The manufacturing sector continues to struggle for productivity, despite growing levels of economic activity. Manufacturing productivity fell by 0.2 per cent in the third quarter of 2016.
However, productivity in the massive services sector – almost 80 per cent of the UK economy – grew by 0.3 per cent. Services account for the lion’s share of productivity growth since the financial crisis – although financial services have actually had a negative impact on the measure.
Productivity growth remains below levels seen before the financial crisis, which the ONS describes as the “productivity puzzle”.
Richard Heys, deputy chief economist at the ONS, said: ”These estimates of productivity show that while labour productivity is improving, particularly in the services sector, it is still weak compared to that experienced in the recent past, both in terms of the level of productivity and the rate of growth.”
While GDP has grown steadily since 2008 productivity – measuring the amount of output produced per worker – has been not recovered to pre-trend levels.
Britain – along with much of the developed world – has struggled to boost productivity, with output per hour only rising above pre-financial crisis levels for the first time in the third quarter of 2016. It now stands 1.1 per cent higher than the first quarter of 2008, when the economic downturn began to hit.
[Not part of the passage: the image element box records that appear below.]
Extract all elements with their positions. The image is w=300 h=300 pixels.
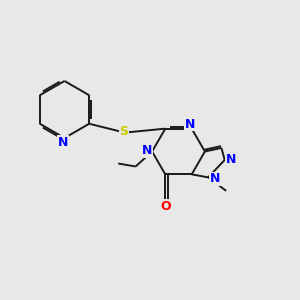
Text: O: O [160, 200, 171, 213]
Text: N: N [58, 136, 68, 149]
Text: N: N [226, 152, 236, 166]
Text: N: N [185, 118, 195, 130]
Text: N: N [210, 172, 220, 185]
Text: N: N [142, 144, 152, 158]
Text: S: S [119, 124, 128, 138]
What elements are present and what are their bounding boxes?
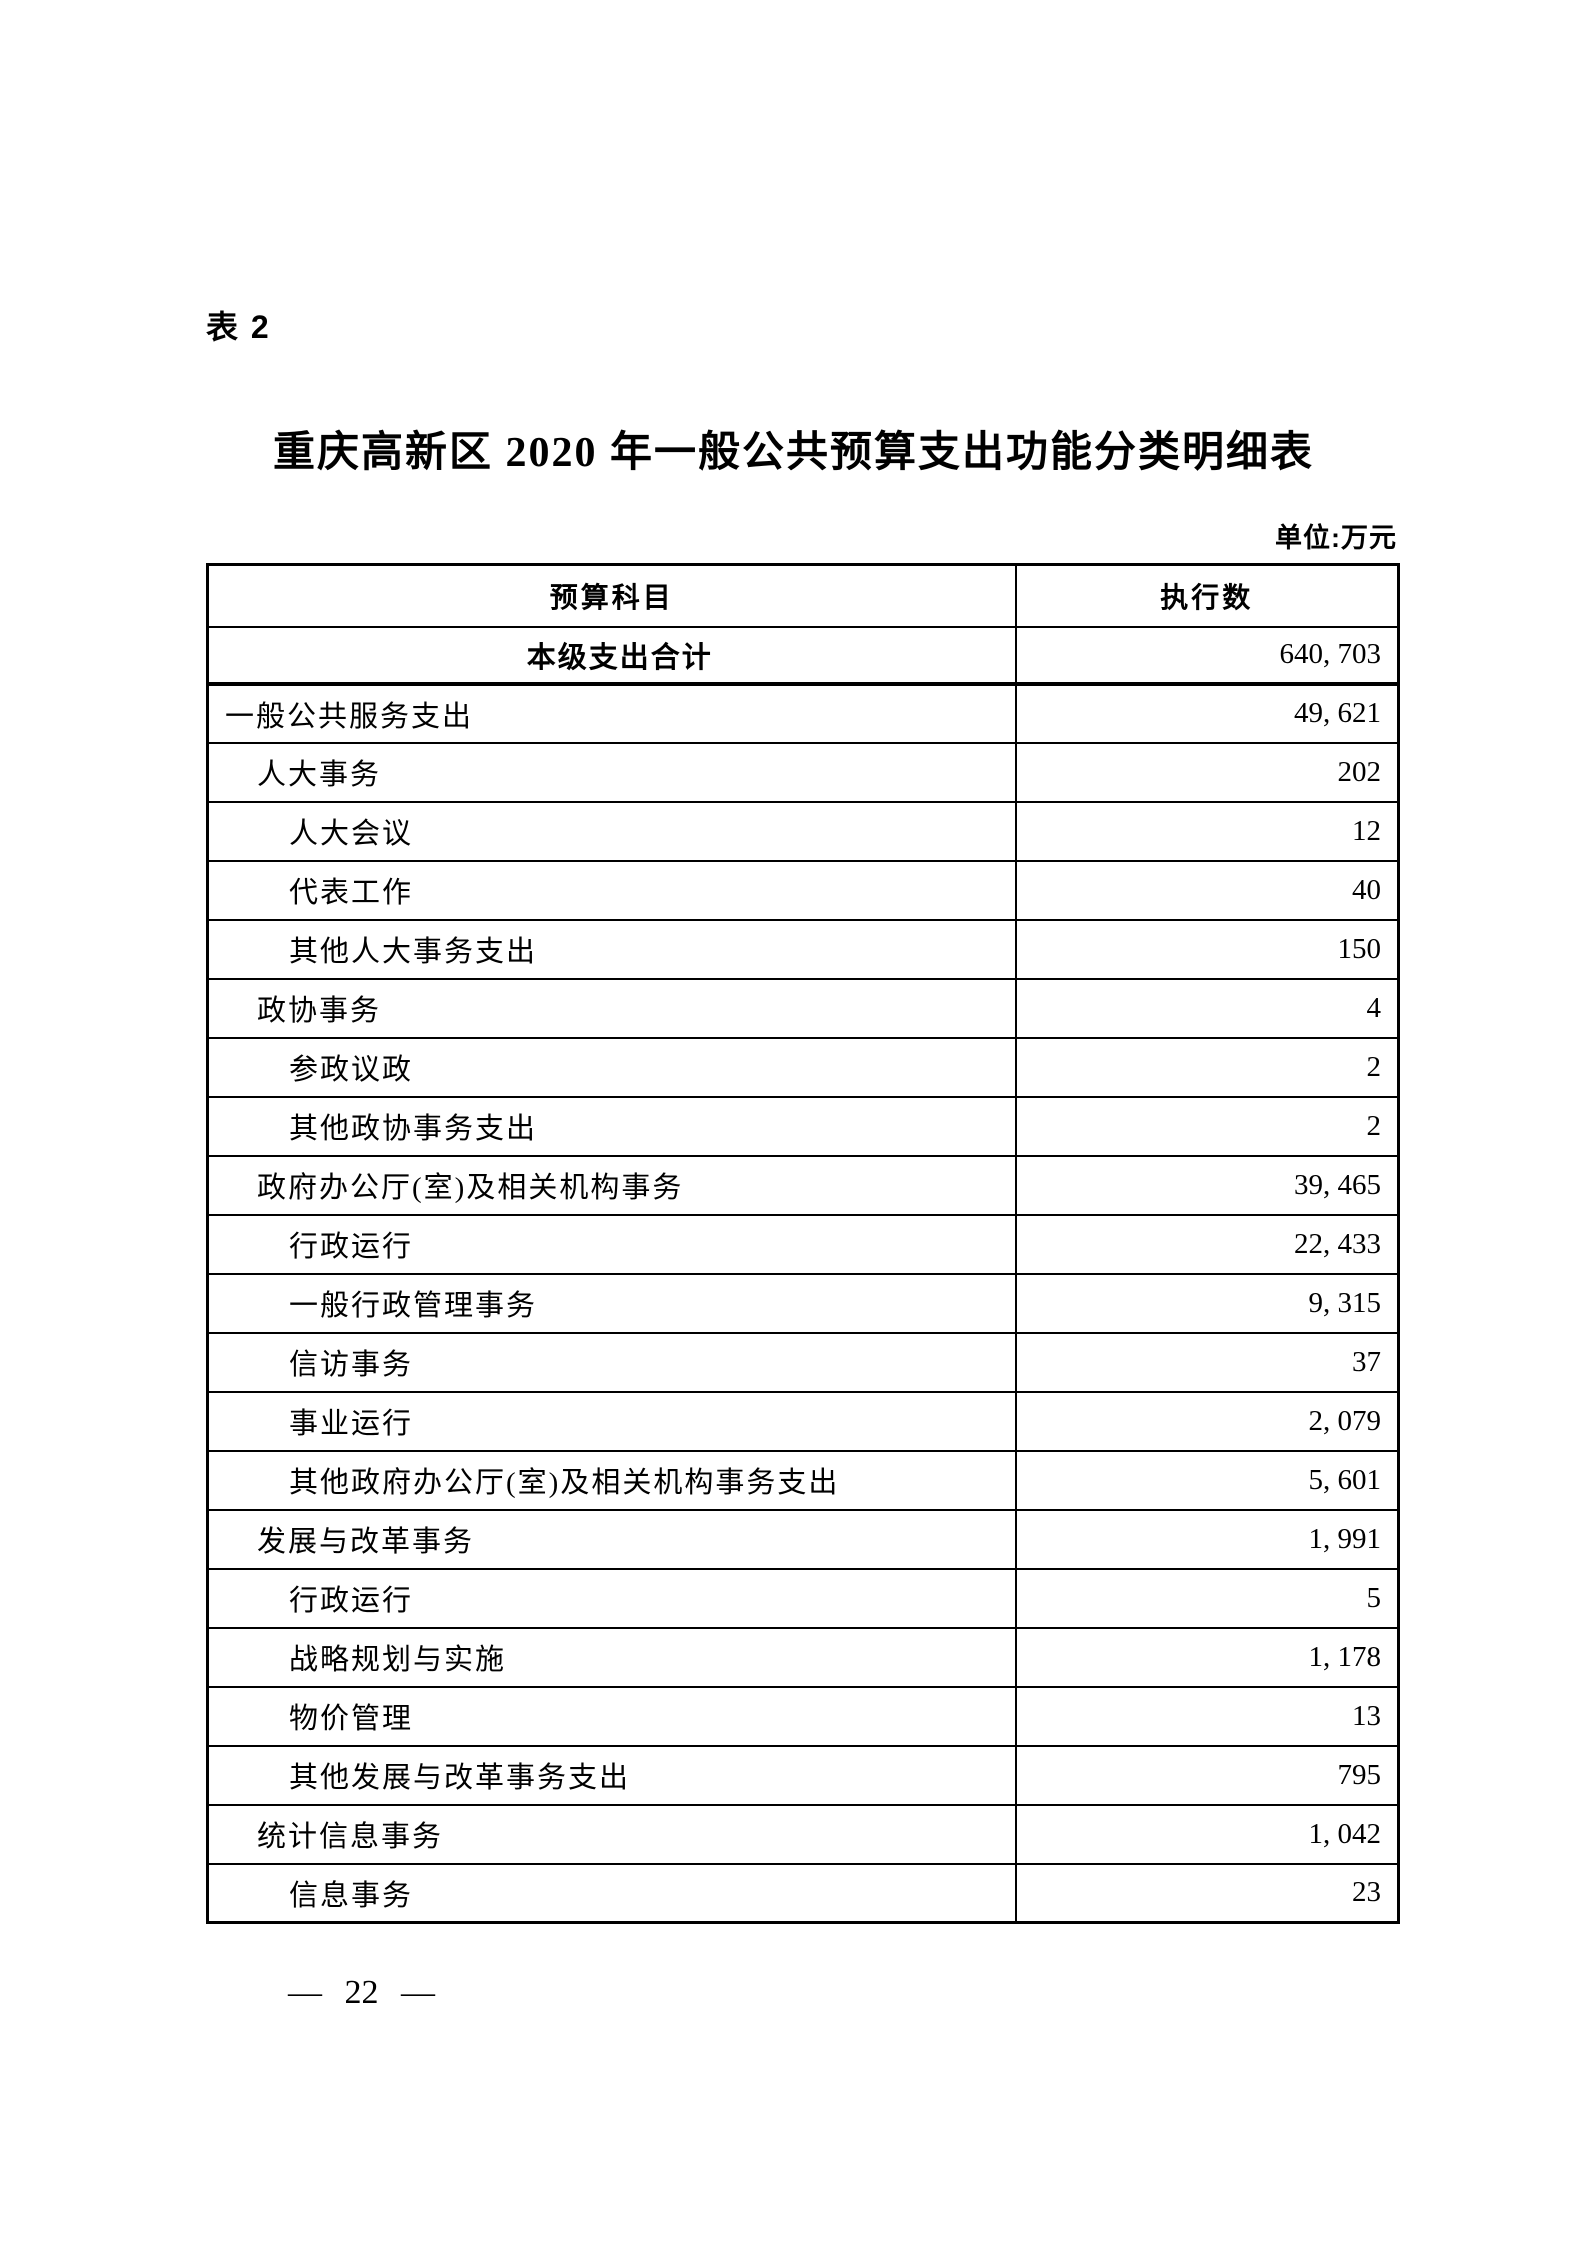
budget-item-label: 一般公共服务支出: [206, 682, 1017, 744]
budget-item-value: 12: [1014, 800, 1400, 862]
budget-item-label: 其他发展与改革事务支出: [206, 1744, 1017, 1806]
budget-table: 预算科目 执行数 本级支出合计 640, 703 一般公共服务支出 49, 62…: [206, 563, 1400, 1924]
total-row-value: 640, 703: [1014, 625, 1400, 686]
total-row: 本级支出合计 640, 703: [206, 625, 1400, 686]
budget-item-value: 23: [1014, 1862, 1400, 1924]
table-row: 行政运行 22, 433: [206, 1213, 1400, 1275]
budget-item-value: 13: [1014, 1685, 1400, 1747]
table-row: 战略规划与实施 1, 178: [206, 1626, 1400, 1688]
column-header-amount: 执行数: [1014, 563, 1400, 628]
budget-item-label: 其他人大事务支出: [206, 918, 1017, 980]
budget-item-value: 37: [1014, 1331, 1400, 1393]
table-row: 其他政府办公厅(室)及相关机构事务支出 5, 601: [206, 1449, 1400, 1511]
table-row: 信息事务 23: [206, 1862, 1400, 1924]
budget-item-value: 2: [1014, 1036, 1400, 1098]
table-body: 本级支出合计 640, 703 一般公共服务支出 49, 621 人大事务 20…: [206, 625, 1400, 1924]
budget-item-label: 其他政府办公厅(室)及相关机构事务支出: [206, 1449, 1017, 1511]
budget-item-value: 1, 991: [1014, 1508, 1400, 1570]
budget-item-label: 政府办公厅(室)及相关机构事务: [206, 1154, 1017, 1216]
budget-item-label: 事业运行: [206, 1390, 1017, 1452]
budget-item-value: 2, 079: [1014, 1390, 1400, 1452]
budget-item-label: 行政运行: [206, 1213, 1017, 1275]
budget-item-label: 信息事务: [206, 1862, 1017, 1924]
budget-item-label: 统计信息事务: [206, 1803, 1017, 1865]
budget-item-label: 行政运行: [206, 1567, 1017, 1629]
budget-item-value: 49, 621: [1014, 682, 1400, 744]
budget-item-label: 发展与改革事务: [206, 1508, 1017, 1570]
budget-item-label: 战略规划与实施: [206, 1626, 1017, 1688]
budget-item-value: 4: [1014, 977, 1400, 1039]
table-row: 物价管理 13: [206, 1685, 1400, 1747]
budget-item-value: 5, 601: [1014, 1449, 1400, 1511]
page-number: — 22 —: [288, 1974, 435, 2011]
budget-item-label: 政协事务: [206, 977, 1017, 1039]
table-row: 政协事务 4: [206, 977, 1400, 1039]
table-row: 政府办公厅(室)及相关机构事务 39, 465: [206, 1154, 1400, 1216]
table-row: 其他政协事务支出 2: [206, 1095, 1400, 1157]
budget-item-value: 795: [1014, 1744, 1400, 1806]
budget-item-value: 1, 178: [1014, 1626, 1400, 1688]
budget-item-label: 人大会议: [206, 800, 1017, 862]
budget-item-label: 参政议政: [206, 1036, 1017, 1098]
budget-item-value: 40: [1014, 859, 1400, 921]
table-row: 行政运行 5: [206, 1567, 1400, 1629]
table-row: 参政议政 2: [206, 1036, 1400, 1098]
table-row: 其他发展与改革事务支出 795: [206, 1744, 1400, 1806]
budget-item-value: 5: [1014, 1567, 1400, 1629]
budget-item-value: 2: [1014, 1095, 1400, 1157]
table-row: 代表工作 40: [206, 859, 1400, 921]
table-row: 统计信息事务 1, 042: [206, 1803, 1400, 1865]
budget-item-label: 代表工作: [206, 859, 1017, 921]
table-row: 发展与改革事务 1, 991: [206, 1508, 1400, 1570]
table-row: 人大事务 202: [206, 741, 1400, 803]
budget-item-label: 一般行政管理事务: [206, 1272, 1017, 1334]
budget-item-label: 人大事务: [206, 741, 1017, 803]
table-row: 一般行政管理事务 9, 315: [206, 1272, 1400, 1334]
table-row: 信访事务 37: [206, 1331, 1400, 1393]
budget-item-value: 9, 315: [1014, 1272, 1400, 1334]
budget-item-value: 22, 433: [1014, 1213, 1400, 1275]
column-header-subject: 预算科目: [206, 563, 1017, 628]
document-title: 重庆高新区 2020 年一般公共预算支出功能分类明细表: [272, 430, 1314, 476]
budget-item-label: 物价管理: [206, 1685, 1017, 1747]
budget-item-label: 其他政协事务支出: [206, 1095, 1017, 1157]
budget-item-value: 150: [1014, 918, 1400, 980]
table-row: 一般公共服务支出 49, 621: [206, 682, 1400, 744]
table-row: 事业运行 2, 079: [206, 1390, 1400, 1452]
budget-item-label: 信访事务: [206, 1331, 1017, 1393]
budget-item-value: 39, 465: [1014, 1154, 1400, 1216]
table-header-row: 预算科目 执行数: [206, 563, 1400, 628]
table-label: 表 2: [206, 309, 271, 345]
total-row-label: 本级支出合计: [206, 625, 1017, 686]
table-row: 其他人大事务支出 150: [206, 918, 1400, 980]
budget-item-value: 202: [1014, 741, 1400, 803]
budget-item-value: 1, 042: [1014, 1803, 1400, 1865]
unit-label: 单位:万元: [1275, 523, 1397, 553]
table-row: 人大会议 12: [206, 800, 1400, 862]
Central bankers throughout the world have been urging governments around the world to up their efforts to boost productivity. Yesterday Andy Haldane, chief economist at the Bank of England, warned that the lack of productivity was a "fundamental" problem for the UK economy.
He warned of a "fat tail" of businesses in the UK which are not catching up with "frontier companies" in boosting productivity, and backed government efforts to use an industrial strategy to boost the UK economy.
Chancellor Philip Hammond announced a new £23bn productivity investment fund in the Autumn Statement in November, but independent forecasters have said the money will not result in a meaningful increase in national output.
It could also be harmed by the effects of Brexit, according to a new report by KPMG. Although the accountancy firm said the UK has increased its "productivity potential" – based on its strong institutions and foreign investment – the process of leaving the EU could harm productivity if it reduces knowledge exchange with other nations.
Howard Archer, chief UK and Europe economist at IHS Markit, said: "A major risk is that prolonged uncertainty and concerns over the UK’s economic outlook ends up weighing down markedly on business investment and damages productivity.
"This could be compounded if foreign companies markedly reduce their investment in the UK and this dilutes any beneficial spill-over of skills and knowledge," he added.